Investire nella medicina del territorio, nelle cure intermedie e nella domiciliarità

  • completare entro un massimo di 2 anni l’apertura delle Case della Salute in tutte
    le zone-distretto della Toscana (attualmente delle 168 previste ne sono state avviate solo 61 e 17 sono in fase di attivazione)

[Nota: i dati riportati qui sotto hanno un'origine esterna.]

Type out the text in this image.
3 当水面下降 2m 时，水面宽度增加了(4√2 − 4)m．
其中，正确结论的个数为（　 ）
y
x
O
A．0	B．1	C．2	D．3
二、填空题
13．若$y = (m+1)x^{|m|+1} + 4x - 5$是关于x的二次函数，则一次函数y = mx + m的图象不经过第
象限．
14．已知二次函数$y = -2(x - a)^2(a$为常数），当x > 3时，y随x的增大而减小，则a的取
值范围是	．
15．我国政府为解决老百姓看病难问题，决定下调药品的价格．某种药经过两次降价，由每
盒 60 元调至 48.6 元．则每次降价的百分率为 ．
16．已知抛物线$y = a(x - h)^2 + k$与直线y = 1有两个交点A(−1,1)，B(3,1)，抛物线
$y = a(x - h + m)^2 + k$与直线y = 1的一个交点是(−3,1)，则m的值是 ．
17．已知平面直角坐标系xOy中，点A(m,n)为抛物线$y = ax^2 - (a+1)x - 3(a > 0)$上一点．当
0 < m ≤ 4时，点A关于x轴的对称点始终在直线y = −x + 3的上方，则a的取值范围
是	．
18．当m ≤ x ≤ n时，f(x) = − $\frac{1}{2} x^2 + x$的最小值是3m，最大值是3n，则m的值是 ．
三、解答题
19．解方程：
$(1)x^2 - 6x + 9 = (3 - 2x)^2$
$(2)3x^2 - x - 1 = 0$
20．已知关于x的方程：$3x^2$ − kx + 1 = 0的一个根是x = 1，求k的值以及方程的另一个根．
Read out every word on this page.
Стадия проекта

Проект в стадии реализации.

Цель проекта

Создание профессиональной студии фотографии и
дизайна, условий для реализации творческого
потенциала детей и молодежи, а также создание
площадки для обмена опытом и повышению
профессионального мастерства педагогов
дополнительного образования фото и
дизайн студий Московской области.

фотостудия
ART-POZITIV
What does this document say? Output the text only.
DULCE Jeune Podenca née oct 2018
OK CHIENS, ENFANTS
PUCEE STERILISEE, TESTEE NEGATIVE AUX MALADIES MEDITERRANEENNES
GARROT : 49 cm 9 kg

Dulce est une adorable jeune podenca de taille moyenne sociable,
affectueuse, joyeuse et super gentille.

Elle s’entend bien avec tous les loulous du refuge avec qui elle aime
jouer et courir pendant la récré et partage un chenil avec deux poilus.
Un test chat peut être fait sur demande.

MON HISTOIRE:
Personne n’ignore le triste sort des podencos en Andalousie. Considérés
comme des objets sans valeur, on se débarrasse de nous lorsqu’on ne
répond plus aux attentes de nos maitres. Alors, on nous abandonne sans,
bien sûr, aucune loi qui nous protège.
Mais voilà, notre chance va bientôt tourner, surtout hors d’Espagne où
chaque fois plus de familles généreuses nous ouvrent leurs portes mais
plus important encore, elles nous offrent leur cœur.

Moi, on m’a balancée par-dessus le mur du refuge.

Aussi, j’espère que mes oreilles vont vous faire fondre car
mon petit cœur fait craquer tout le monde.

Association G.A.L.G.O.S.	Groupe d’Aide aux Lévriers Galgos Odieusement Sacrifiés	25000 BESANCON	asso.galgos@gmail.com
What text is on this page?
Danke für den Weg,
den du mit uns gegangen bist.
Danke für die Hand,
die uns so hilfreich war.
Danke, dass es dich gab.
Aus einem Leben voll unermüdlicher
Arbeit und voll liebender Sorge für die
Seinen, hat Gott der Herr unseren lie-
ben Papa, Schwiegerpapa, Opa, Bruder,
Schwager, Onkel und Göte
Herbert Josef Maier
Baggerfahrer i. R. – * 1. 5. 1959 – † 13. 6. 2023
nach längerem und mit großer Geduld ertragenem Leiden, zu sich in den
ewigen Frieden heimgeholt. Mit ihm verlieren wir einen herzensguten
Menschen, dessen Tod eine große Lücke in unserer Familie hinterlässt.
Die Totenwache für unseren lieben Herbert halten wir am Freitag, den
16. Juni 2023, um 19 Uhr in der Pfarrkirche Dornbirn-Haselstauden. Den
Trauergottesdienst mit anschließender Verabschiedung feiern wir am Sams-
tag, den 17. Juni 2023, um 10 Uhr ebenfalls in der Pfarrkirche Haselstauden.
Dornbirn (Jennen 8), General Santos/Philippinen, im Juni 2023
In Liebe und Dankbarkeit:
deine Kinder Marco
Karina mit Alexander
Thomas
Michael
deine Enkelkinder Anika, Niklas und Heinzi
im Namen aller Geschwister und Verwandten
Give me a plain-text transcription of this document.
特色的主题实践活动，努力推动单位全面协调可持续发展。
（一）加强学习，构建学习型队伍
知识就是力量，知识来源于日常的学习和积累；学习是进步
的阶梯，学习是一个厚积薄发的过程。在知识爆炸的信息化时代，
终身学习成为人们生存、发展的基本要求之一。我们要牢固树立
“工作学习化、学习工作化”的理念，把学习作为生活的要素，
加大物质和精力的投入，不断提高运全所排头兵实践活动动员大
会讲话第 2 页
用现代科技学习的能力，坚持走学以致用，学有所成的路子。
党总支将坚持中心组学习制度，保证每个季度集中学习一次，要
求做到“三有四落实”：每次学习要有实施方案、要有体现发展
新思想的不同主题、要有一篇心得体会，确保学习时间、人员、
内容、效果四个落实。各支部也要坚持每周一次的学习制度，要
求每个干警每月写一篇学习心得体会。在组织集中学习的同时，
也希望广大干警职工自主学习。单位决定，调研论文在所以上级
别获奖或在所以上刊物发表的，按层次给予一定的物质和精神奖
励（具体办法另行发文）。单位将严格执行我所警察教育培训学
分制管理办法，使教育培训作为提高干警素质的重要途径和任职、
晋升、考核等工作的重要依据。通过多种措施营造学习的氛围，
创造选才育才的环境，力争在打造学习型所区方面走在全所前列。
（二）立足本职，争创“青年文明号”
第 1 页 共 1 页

  • attivare i posti letto di cure intermedie necessari collocati preferibilmente nei
    complessi ospedalieri pubblici

“Questo documento – hanno detto i tre segretari generali di Cgil, Cisl e Uil della Toscana, Dalida Angelini, Riccardo Cerza e Annalisa Nocentini – fa seguito alla piattaforma che avevamo presentato nel 2016, ma a un anno dalla fine della legislatura regionale il tempo per passare dalle parole ai fatti si sta esaurendo. O la Regione apre immediatamente un confronto per verificare la situazione e attuare i correttivi necessari, oppure saremo costretti a mettere in campo anche delle iniziative di protesta importanti per far cambiare le cose, perché così non va. La Regione non può continuare a fare annunci che restano sulla carta, senza farsi carico delle criticità e affrontare i problemi con cui lavoratori e pensionati fanno i conti ogni giorno.”